Sobrepostas e mutuamente reforçadas, as duas polarizações tornam mais efetivo do que nunca aquilo que, há cem anos, se costumava teorizar como a redução da política a um jogo de soma zero entre amigo e inimigo. Entendido o inimigo como irrecorrível ameaça existencial, nada restava a fazer senão sua eliminação, inclusive pela violência e pela guerra. A teoria sofisticada de um Carl Schmitt e a prática brutal dos fascismos representaram pontos culminantes da negação da política nos anos 30 – e é alarmante que tais concepções voltem a circular num mundo em que a direita não constitucional agride a ordem democrática com uma insolência que desde então não se via.
Socialistas e comunistas, irmãos desavindos pelo menos desde 1917, nem sempre souberam responder à altura. Os comunistas, em particular, cuja revolução nasce condicionada pela tragédia da Grande Guerra e pela esperança de redenção universal que suscitaria em seguida, nem sempre souberam escapar da dialética empobrecida dos antagonismos irreconciliáveis. Num momento decisivo – o da ascensão dos fascismos, precisamente – propuseram cegamente uma versão extremada do “nós contra eles”, a saber, a estratégia de “classe contra classe”, em que aos inimigos burgueses tradicionais eram acrescentados os próprios socialistas e sociais-democratas, tidos como expressão reformista da aristocracia operária em acordo tácito ou explícito com os poderes dominantes.
Desapareceram assim, também deste lado, a política e suas possibilidades de aliança e mediação, em prejuízo dos setores que sempre mais precisam delas. A antipolítica, nesta conjuntura e em outras semelhantes, se manifesta como espera passiva da explosão revolucionária: nada a fazer até que esta ocorra com a irrevogabilidade de um fenômeno natural. As instituições democráticas, resultado complexo de princípios liberais e lutas dramáticas também protagonizadas pela própria esquerda, tornam-se então mero cenário de ações de agitação e propaganda. A partir daquelas instituições não seria possível incidir na relação entre as classes, reforçar a coesão social e regular a economia. Na verdade, como hoje sabemos, estabelecido tal critério, o caminho da derrota está pavimentado.

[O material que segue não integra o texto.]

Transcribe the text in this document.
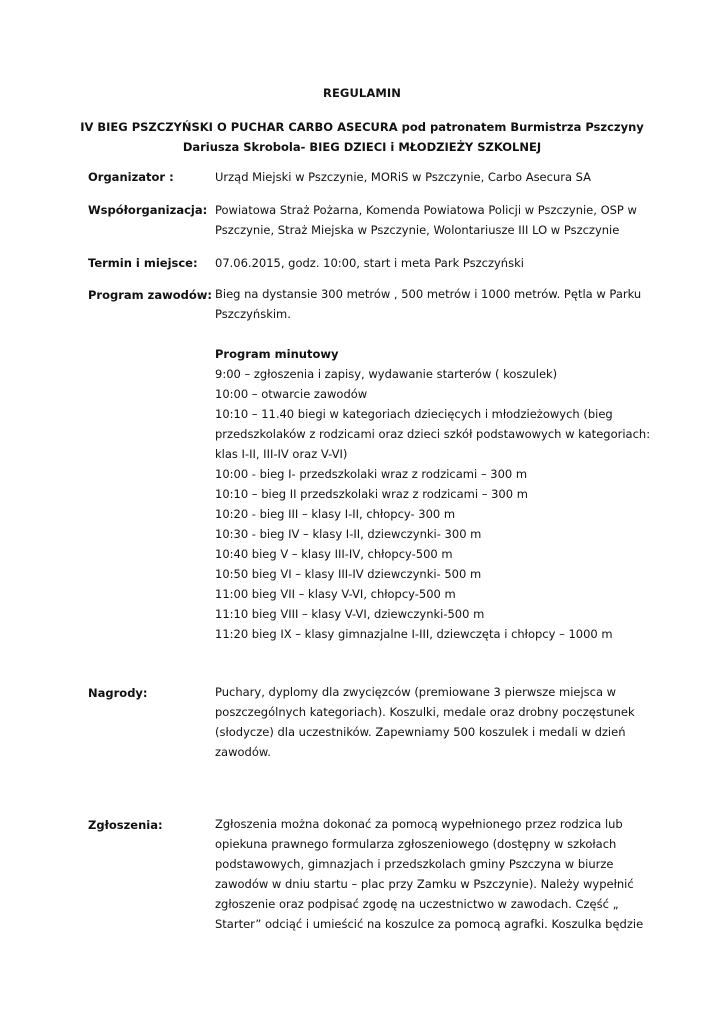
REGULAMIN
IV BIEG PSZCZYŃSKI O PUCHAR CARBO ASECURA pod patronatem Burmistrza Pszczyny
Dariusza Skrobola- BIEG DZIECI i MŁODZIEŻY SZKOLNEJ
Organizator :	Urząd Miejski w Pszczynie, MORiS w Pszczynie, Carbo Asecura SA
Współorganizacja: Powiatowa Straż Pożarna, Komenda Powiatowa Policji w Pszczynie, OSP w
Pszczynie, Straż Miejska w Pszczynie, Wolontariusze III LO w Pszczynie
Termin i miejsce: 07.06.2015, godz. 10:00, start i meta Park Pszczyński
Program zawodów: Bieg na dystansie 300 metrów , 500 metrów i 1000 metrów. Pętla w Parku
Pszczyńskim.
Program minutowy
9:00 – zgłoszenia i zapisy, wydawanie starterów ( koszulek)
10:00 – otwarcie zawodów
10:10 – 11.40 biegi w kategoriach dziecięcych i młodzieżowych (bieg
przedszkolaków z rodzicami oraz dzieci szkół podstawowych w kategoriach:
klas I-II, III-IV oraz V-VI)
10:00 - bieg I- przedszkolaki wraz z rodzicami – 300 m
10:10 – bieg II przedszkolaki wraz z rodzicami – 300 m
10:20 - bieg III – klasy I-II, chłopcy- 300 m
10:30 - bieg IV – klasy I-II, dziewczynki- 300 m
10:40 bieg V – klasy III-IV, chłopcy-500 m
10:50 bieg VI – klasy III-IV dziewczynki- 500 m
11:00 bieg VII – klasy V-VI, chłopcy-500 m
11:10 bieg VIII – klasy V-VI, dziewczynki-500 m
11:20 bieg IX – klasy gimnazjalne I-III, dziewczęta i chłopcy – 1000 m
Nagrody:	Puchary, dyplomy dla zwycięzców (premiowane 3 pierwsze miejsca w
poszczególnych kategoriach). Koszulki, medale oraz drobny poczęstunek
(słodycze) dla uczestników. Zapewniamy 500 koszulek i medali w dzień
zawodów.
Zgłoszenia:	Zgłoszenia można dokonać za pomocą wypełnionego przez rodzica lub
opiekuna prawnego formularza zgłoszeniowego (dostępny w szkołach
podstawowych, gimnazjach i przedszkolach gminy Pszczyna w biurze
zawodów w dniu startu – plac przy Zamku w Pszczynie). Należy wypełnić
zgłoszenie oraz podpisać zgodę na uczestnictwo w zawodach. Część „
Starter” odciąć i umieścić na koszulce za pomocą agrafki. Koszulka będzie
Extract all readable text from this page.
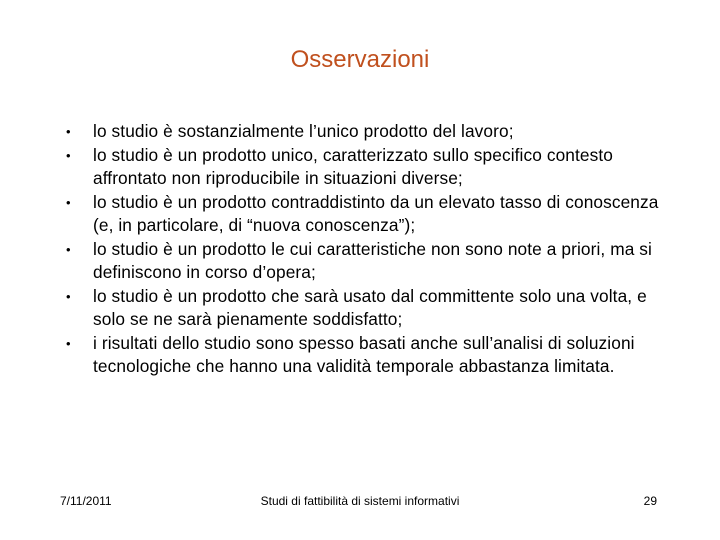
Osservazioni
• lo studio è sostanzialmente l’unico prodotto del lavoro;
• lo studio è un prodotto unico, caratterizzato sullo specifico contesto affrontato non riproducibile in situazioni diverse;
• lo studio è un prodotto contraddistinto da un elevato tasso di conoscenza (e, in particolare, di “nuova conoscenza”);
• lo studio è un prodotto le cui caratteristiche non sono note a priori, ma si definiscono in corso d’opera;
• lo studio è un prodotto che sarà usato dal committente solo una volta, e solo se ne sarà pienamente soddisfatto;
• i risultati dello studio sono spesso basati anche sull’analisi di soluzioni tecnologiche che hanno una validità temporale abbastanza limitata.
7/11/2011	Studi di fattibilità di sistemi informativi	29
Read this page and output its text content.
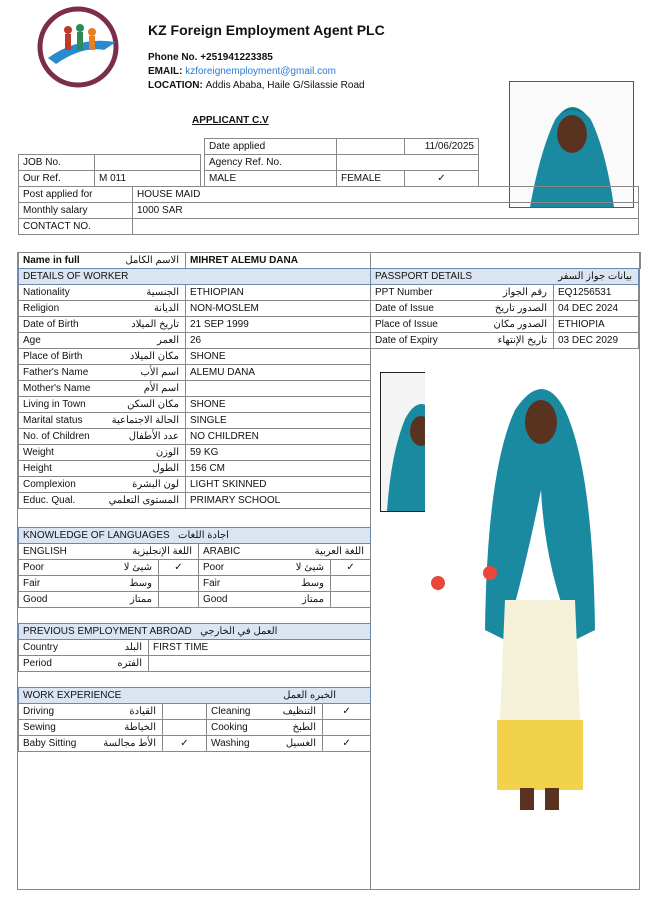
KZ Foreign Employment Agent PLC
Phone No. +251941223385
EMAIL: kzforeignemployment@gmail.com
LOCATION: Addis Ababa, Haile G/Silassie Road
APPLICANT C.V
			Date applied		11/06/2025
JOB No.			Agency Ref. No.		
Our Ref.	M 011		MALE	FEMALE	✓
Post applied for	HOUSE MAID
Monthly salary	1000 SAR
CONTACT NO.	
Name in full	الاسم الكامل	MIHRET ALEMU DANA
DETAILS OF WORKER	

Nationality الجنسية	ETHIOPIAN

Religion الديانة	NON-MOSLEM

Date of Birth تاريخ الميلاد	21 SEP 1999

Age العمر	26

Place of Birth مكان الميلاد	SHONE

Father's Name اسم الأب	ALEMU DANA

Mother's Name اسم الأم	

Living in Town مكان السكن	SHONE

Marital status الحالة الاجتماعية	SINGLE

No. of Children عدد الأطفال	NO CHILDREN

Weight الوزن	59 KG

Height الطول	156 CM

Complexion لون البشرة	LIGHT SKINNED

Educ. Qual. المستوى التعلمي	PRIMARY SCHOOL
PASSPORT DETAILS بيانات جواز السفر	

PPT Number رقم الجواز	EQ1256531

Date of Issue الصدور تاريخ	04 DEC 2024

Place of Issue الصدور مكان	ETHIOPIA

Date of Expiry تاريخ الإنتهاء	03 DEC 2029
KNOWLEDGE OF LANGUAGES اجادة اللغات			

ENGLISH اللغة الإنجليزية		ARABIC اللغة العربية	

Poor شيئ لا	✓	Poor شيئ لا	✓

Fair وسط		Fair وسط	

Good ممتاز		Good ممتاز	

PREVIOUS EMPLOYMENT ABROAD العمل في الخارجي	

Country البلد	FIRST TIME

Period الفتره	

WORK EXPERIENCE الخبره العمل			

Driving القيادة		Cleaning التنظيف	✓

Sewing الخياطة		Cooking الطبخ	

Baby Sitting الأط مجالسة	✓	Washing الغسيل	✓
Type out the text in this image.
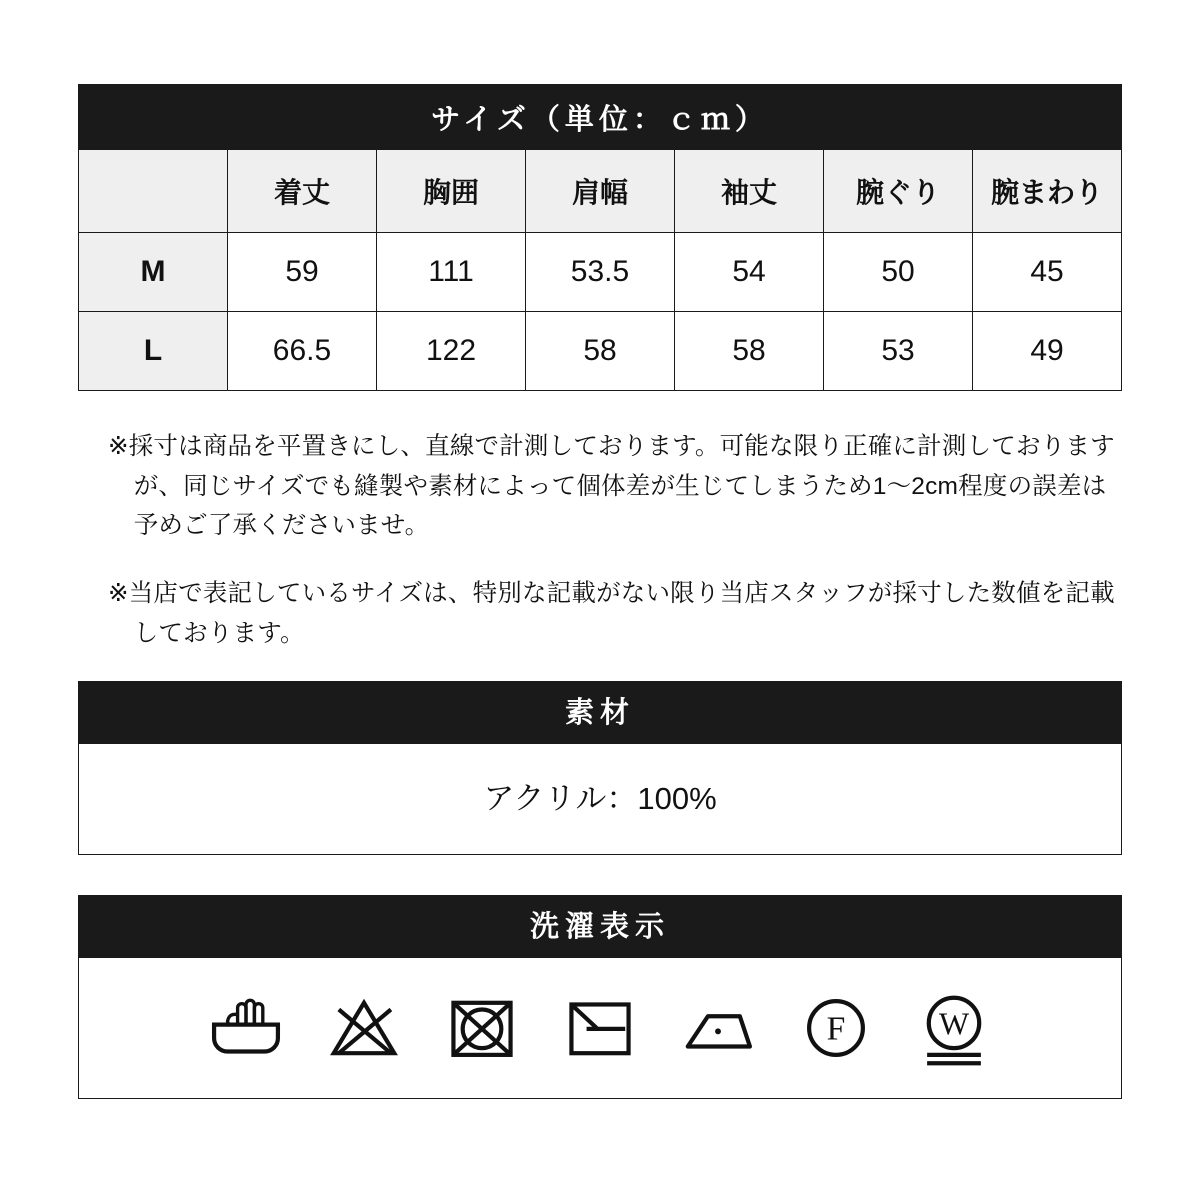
サイズ（単位：ｃｍ）						
	着丈	胸囲	肩幅	袖丈	腕ぐり	腕まわり
M	59	111	53.5	54	50	45
L	66.5	122	58	58	53	49
※採寸は商品を平置きにし、直線で計測しております。可能な限り正確に計測しておりますが、同じサイズでも縫製や素材によって個体差が生じてしまうため1～2cm程度の誤差は予めご了承くださいませ。
※当店で表記しているサイズは、特別な記載がない限り当店スタッフが採寸した数値を記載しております。
素材
アクリル：100%
洗濯表示
F W
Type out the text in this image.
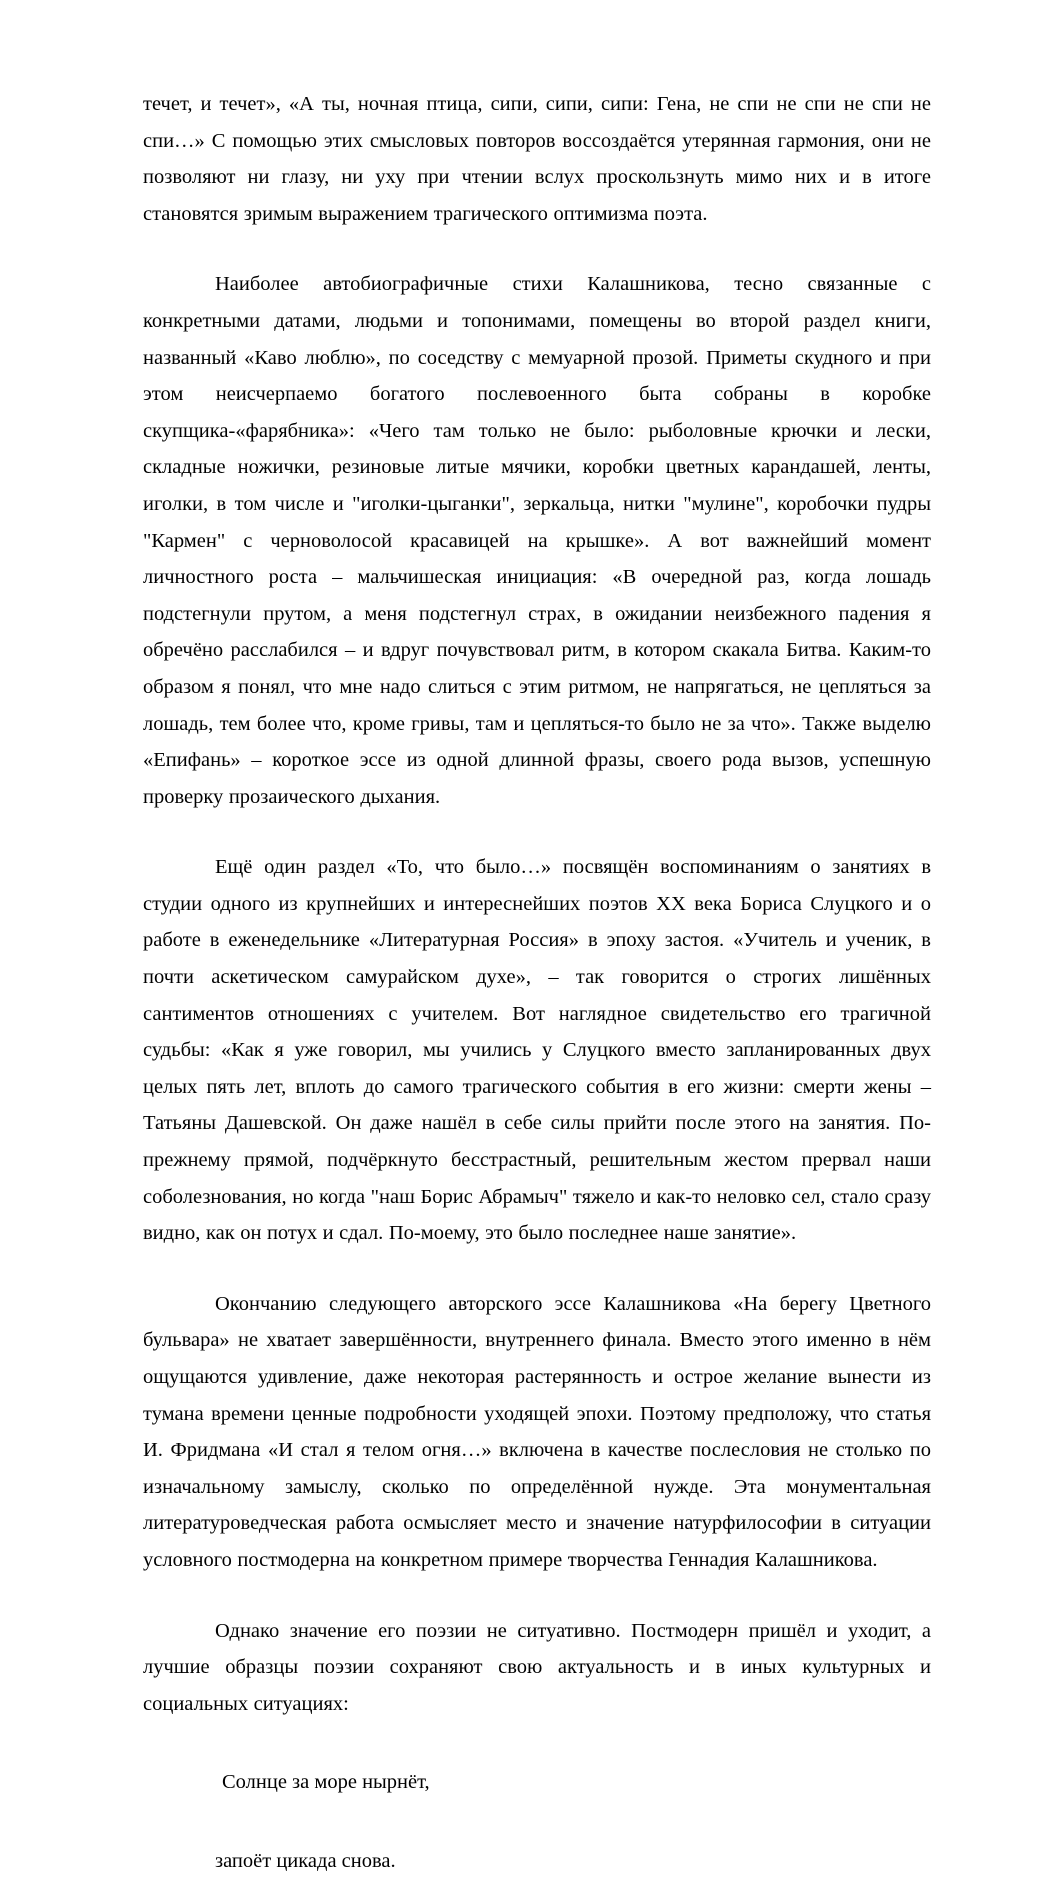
течет, и течет», «А ты, ночная птица, сипи, сипи, сипи: Гена, не спи не спи не спи не спи…» С помощью этих смысловых повторов воссоздаётся утерянная гармония, они не позволяют ни глазу, ни уху при чтении вслух проскользнуть мимо них и в итоге становятся зримым выражением трагического оптимизма поэта.

Наиболее автобиографичные стихи Калашникова, тесно связанные с конкретными датами, людьми и топонимами, помещены во второй раздел книги, названный «Каво люблю», по соседству с мемуарной прозой. Приметы скудного и при этом неисчерпаемо богатого послевоенного быта собраны в коробке скупщика-«фарябника»: «Чего там только не было: рыболовные крючки и лески, складные ножички, резиновые литые мячики, коробки цветных карандашей, ленты, иголки, в том числе и "иголки-цыганки", зеркальца, нитки "мулине", коробочки пудры "Кармен" с черноволосой красавицей на крышке». А вот важнейший момент личностного роста – мальчишеская инициация: «В очередной раз, когда лошадь подстегнули прутом, а меня подстегнул страх, в ожидании неизбежного падения я обречёно расслабился – и вдруг почувствовал ритм, в котором скакала Битва. Каким-то образом я понял, что мне надо слиться с этим ритмом, не напрягаться, не цепляться за лошадь, тем более что, кроме гривы, там и цепляться-то было не за что». Также выделю «Епифань» – короткое эссе из одной длинной фразы, своего рода вызов, успешную проверку прозаического дыхания.

Ещё один раздел «То, что было…» посвящён воспоминаниям о занятиях в студии одного из крупнейших и интереснейших поэтов XX века Бориса Слуцкого и о работе в еженедельнике «Литературная Россия» в эпоху застоя. «Учитель и ученик, в почти аскетическом самурайском духе», – так говорится о строгих лишённых сантиментов отношениях с учителем. Вот наглядное свидетельство его трагичной судьбы: «Как я уже говорил, мы учились у Слуцкого вместо запланированных двух целых пять лет, вплоть до самого трагического события в его жизни: смерти жены – Татьяны Дашевской. Он даже нашёл в себе силы прийти после этого на занятия. По-прежнему прямой, подчёркнуто бесстрастный, решительным жестом прервал наши соболезнования, но когда "наш Борис Абрамыч" тяжело и как-то неловко сел, стало сразу видно, как он потух и сдал. По-моему, это было последнее наше занятие».

Окончанию следующего авторского эссе Калашникова «На берегу Цветного бульвара» не хватает завершённости, внутреннего финала. Вместо этого именно в нём ощущаются удивление, даже некоторая растерянность и острое желание вынести из тумана времени ценные подробности уходящей эпохи. Поэтому предположу, что статья И. Фридмана «И стал я телом огня…» включена в качестве послесловия не столько по изначальному замыслу, сколько по определённой нужде. Эта монументальная литературоведческая работа осмысляет место и значение натурфилософии в ситуации условного постмодерна на конкретном примере творчества Геннадия Калашникова.

Однако значение его поэзии не ситуативно. Постмодерн пришёл и уходит, а лучшие образцы поэзии сохраняют свою актуальность и в иных культурных и социальных ситуациях:

Солнце за море нырнёт,

запоёт цикада снова.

Seria injusto omitir que os velhos comunistas em outras circunstâncias propuseram políticas de frente bem-sucedidas, inclusive, para mencionar nosso país, na resistência pacífica e eleitoral ao regime de 1964. Retornando até os anos 30, aos trancos e barrancos, as frentes populares se estabeleceram em Espanha, França, Itália e outras partes. Conservadores, liberais, socialistas e comunistas negociaram politicamente suas diferenças e obtiveram, em aliança, a vitória decisiva do século contra o nazismo e o fascismo. Como a contradição habita o cerne das coisas, a realidade do stalinismo na então URSS tinha o peso do chumbo: a política de frente viria a coincidir, entre outros absurdos, com os infames processos de Moscou, destacando a duplicidade constitutiva da cultura comunista. E, no pós-guerra, o déficit de democracia do “socialismo real” selaria a subalternidade desta experiência muito antes que viesse a ruir.
Pode bem ser que, nas novas condições da sociedade digital, não haja mais partidos com os contornos de classe que marcaram a vida da esquerda, reformista ou revolucionária que fosse. As desigualdades, no entanto, não dão nenhum indício de que vão arrefecer, assim como não desaparecerá a necessidade de construir “poderes compensatórios”, para lembrar Kenneth Galbraith. O novo lance da grande política consistirá em reatar, desta vez sem a ambiguidade do passado, o nexo entre a luta contra as desigualdades e o método democrático, desafiando em ambos os planos do assustador projeto da extrema direita contemporânea.